Streaming Growth Cools, Sports Stumbles, and Resubscribers Rise: Key Insights from Antenna’s 2025 State of Subscriptions

Antenna’s latest report shows slowing growth, shifting demographics, and a surge in former subscribers reshaping the SVOD landscape.

Antenna’s just released State of Subscriptions: Specialty SVOD 2025 provides a sweeping look at how streaming continues to evolve. The report reveals that while total SVOD subscriptions grew to 339M in Q2 2025 (+10% YoY), growth is cooling across categories. Specialty SVOD remains the bright spot at +12% YoY, but that’s nearly half the pace seen in 2024. More surprising, Sports subscriptions actually declined (–1% YoY). At the same time, Antenna highlights a surge in “former subscribers” across categories, suggesting consumers are more willing than ever to try, cancel, and potentially return to services.

Key Highlights:

  • SVOD Growth Slows: Total subscriptions reached 339M in Q2 2025, up +10% YoY, down from +12% in 2024. Specialty SVOD grew +12% YoY, compared to +22% a year earlier. Premium SVOD grew +10%.

  • Sports Decline: Sports SVOD subscriptions dropped –1% YoY into 2025, reversing modest growth the year before.

  • Churn Moderates: Specialty churn fell slightly to 6.6%, while Premium churn held at 4.1%. Sports churn remains volatile, peaking at 12% after NFL season ends.

  • Resubscribers Rising: Antenna found that former subscribers are growing faster than current ones in categories like Premium Scripted and British SVOD. Premium Scripted saw current subs grow at a 13% CAGR vs. 28% for former subs; British SVOD showed a similar trend (18% vs. 34% CAGR).

  • Demographic Splits:

    • British services (BritBox, Acorn, PBS Masterpiece) skew older (+18pts in 55+) and more affluent (+3pts in $200K+ households).

    • Special Interest: Other (anime, multicultural, faith, lifestyle) skews younger, more diverse (+19pts Black/Hispanic, –17pts White).

INSIDER TAKE

Antenna’s findings suggest the streaming economy is entering a new phase. Growth is still happening, but it is no longer the headline. Instead, behavioral shifts are reshaping the market: consumers are fragmenting across niches, cycling in and out of services, and redefining what “churn” really means.

  • Sports’ Surprise Stumble raises questions about the DTC viability of single-sport or league products. Seasonal volatility makes these services fragile unless they can deliver value year-round.

  • Resubscribers Are the New Battleground. With “former subscribers” growing faster than current ones, streaming services can no longer treat churn as final. Winning back lapsed users—quickly and efficiently—will become as important as acquisition.

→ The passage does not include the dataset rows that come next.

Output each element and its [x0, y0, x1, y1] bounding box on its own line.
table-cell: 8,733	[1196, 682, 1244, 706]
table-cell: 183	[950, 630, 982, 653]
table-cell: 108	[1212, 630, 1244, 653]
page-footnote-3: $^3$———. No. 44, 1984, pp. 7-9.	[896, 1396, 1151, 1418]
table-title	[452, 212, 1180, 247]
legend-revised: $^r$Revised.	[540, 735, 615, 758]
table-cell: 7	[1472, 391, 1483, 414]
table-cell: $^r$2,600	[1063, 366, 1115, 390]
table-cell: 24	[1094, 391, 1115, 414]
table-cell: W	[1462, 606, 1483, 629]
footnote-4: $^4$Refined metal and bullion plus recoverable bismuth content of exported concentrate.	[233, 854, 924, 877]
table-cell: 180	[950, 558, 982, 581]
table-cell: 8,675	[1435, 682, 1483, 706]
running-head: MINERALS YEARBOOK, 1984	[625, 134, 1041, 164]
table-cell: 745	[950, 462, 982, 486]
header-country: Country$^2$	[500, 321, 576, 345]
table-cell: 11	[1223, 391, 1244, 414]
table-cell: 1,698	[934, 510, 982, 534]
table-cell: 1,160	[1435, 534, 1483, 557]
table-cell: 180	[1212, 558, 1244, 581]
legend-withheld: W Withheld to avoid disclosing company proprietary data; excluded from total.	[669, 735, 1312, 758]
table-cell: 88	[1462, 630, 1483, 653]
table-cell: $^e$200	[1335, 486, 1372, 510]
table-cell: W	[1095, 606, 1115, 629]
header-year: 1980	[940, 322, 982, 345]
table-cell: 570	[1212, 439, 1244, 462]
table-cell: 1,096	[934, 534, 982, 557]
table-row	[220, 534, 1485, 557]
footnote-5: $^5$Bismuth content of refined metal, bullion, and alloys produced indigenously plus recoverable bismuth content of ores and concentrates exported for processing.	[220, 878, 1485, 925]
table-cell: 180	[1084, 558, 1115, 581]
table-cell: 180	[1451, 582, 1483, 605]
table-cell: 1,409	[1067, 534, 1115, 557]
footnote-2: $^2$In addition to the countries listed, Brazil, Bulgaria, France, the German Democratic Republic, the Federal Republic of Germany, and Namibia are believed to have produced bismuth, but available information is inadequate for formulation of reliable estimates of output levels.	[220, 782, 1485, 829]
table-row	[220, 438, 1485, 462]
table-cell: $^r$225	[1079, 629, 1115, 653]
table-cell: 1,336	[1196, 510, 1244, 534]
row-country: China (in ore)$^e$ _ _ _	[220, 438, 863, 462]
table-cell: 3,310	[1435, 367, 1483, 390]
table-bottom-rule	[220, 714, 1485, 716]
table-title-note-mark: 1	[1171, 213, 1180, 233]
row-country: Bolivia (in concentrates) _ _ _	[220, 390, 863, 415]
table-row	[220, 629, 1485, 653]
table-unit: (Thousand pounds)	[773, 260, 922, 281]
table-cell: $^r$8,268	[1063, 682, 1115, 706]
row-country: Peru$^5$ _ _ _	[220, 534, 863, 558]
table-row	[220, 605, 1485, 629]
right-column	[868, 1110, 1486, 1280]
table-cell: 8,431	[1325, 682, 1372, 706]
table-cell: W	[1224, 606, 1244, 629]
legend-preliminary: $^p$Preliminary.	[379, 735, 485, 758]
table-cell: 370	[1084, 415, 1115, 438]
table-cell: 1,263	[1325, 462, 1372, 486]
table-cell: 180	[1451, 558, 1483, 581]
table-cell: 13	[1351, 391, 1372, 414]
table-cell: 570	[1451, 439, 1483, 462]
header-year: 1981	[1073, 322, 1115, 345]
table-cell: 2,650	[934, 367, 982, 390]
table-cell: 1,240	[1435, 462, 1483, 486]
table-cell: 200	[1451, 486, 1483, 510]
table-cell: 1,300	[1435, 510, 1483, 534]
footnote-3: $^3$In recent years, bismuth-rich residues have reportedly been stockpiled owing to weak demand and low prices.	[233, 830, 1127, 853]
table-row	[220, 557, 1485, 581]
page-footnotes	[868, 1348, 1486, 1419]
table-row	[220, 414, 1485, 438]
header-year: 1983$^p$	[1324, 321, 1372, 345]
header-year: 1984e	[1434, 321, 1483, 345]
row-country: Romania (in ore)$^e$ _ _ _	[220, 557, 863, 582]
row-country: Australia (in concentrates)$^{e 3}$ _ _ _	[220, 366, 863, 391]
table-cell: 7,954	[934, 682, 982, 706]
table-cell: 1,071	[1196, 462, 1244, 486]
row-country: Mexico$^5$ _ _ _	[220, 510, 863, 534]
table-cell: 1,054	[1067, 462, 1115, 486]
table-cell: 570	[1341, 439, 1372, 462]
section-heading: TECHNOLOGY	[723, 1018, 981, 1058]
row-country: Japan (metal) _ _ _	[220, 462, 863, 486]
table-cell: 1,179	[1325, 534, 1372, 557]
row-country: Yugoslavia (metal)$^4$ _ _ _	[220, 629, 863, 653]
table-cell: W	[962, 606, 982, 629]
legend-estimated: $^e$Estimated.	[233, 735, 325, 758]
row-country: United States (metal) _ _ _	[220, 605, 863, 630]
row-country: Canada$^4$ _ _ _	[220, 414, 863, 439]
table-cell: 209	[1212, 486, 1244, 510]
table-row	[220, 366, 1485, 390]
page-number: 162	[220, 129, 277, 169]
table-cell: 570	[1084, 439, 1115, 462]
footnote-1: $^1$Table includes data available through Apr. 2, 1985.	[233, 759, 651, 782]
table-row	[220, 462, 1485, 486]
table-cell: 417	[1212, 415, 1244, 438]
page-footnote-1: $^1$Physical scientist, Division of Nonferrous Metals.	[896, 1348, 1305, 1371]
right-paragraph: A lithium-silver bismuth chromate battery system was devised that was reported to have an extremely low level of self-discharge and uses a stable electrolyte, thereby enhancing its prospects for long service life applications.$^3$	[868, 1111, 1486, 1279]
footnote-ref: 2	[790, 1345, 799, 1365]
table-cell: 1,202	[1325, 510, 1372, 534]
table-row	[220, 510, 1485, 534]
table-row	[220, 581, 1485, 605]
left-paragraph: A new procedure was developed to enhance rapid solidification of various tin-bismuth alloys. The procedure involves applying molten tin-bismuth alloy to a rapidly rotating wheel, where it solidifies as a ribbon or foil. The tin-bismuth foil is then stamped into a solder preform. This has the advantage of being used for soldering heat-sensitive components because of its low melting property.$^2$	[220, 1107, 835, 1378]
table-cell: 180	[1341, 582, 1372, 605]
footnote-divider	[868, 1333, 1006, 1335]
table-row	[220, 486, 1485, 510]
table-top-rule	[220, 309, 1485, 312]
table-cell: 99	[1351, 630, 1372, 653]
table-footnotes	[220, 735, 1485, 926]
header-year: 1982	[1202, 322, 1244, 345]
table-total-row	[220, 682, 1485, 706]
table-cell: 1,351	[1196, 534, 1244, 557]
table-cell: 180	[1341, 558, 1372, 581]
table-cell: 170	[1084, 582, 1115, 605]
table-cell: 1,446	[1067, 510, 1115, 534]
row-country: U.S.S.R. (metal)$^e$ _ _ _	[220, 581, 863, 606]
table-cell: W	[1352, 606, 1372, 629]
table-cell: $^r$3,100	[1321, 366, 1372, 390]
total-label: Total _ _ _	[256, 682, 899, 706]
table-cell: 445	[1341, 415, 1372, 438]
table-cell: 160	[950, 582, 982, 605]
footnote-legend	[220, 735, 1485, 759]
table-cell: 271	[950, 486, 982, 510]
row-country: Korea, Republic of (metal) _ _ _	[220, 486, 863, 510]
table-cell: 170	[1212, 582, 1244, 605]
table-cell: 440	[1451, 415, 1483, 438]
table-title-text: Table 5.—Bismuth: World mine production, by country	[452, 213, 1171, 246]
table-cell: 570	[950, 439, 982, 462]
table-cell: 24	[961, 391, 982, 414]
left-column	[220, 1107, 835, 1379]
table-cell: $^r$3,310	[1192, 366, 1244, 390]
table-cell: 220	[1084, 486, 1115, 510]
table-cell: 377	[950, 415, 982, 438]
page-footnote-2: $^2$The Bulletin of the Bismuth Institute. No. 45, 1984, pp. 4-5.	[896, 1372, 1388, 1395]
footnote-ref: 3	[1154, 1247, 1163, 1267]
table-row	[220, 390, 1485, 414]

  • Niche Still Works. Demographic splits explain why Specialty services continue to launch despite consolidation at the top. There are profitable, underserved audiences who want targeted offerings.

  • Churn Moderation Signals Maturity. The easing churn rates in Specialty suggest these services are maturing, but the competitive edge will now come from deepening loyalty, not simply adding subscribers.

For subscription executives, the Antenna report is a reminder: the next wave of success depends on rethinking churn as a resubscription opportunity, segmenting audiences with precision, and designing models that maximize lifetime value in an increasingly fragmented landscape.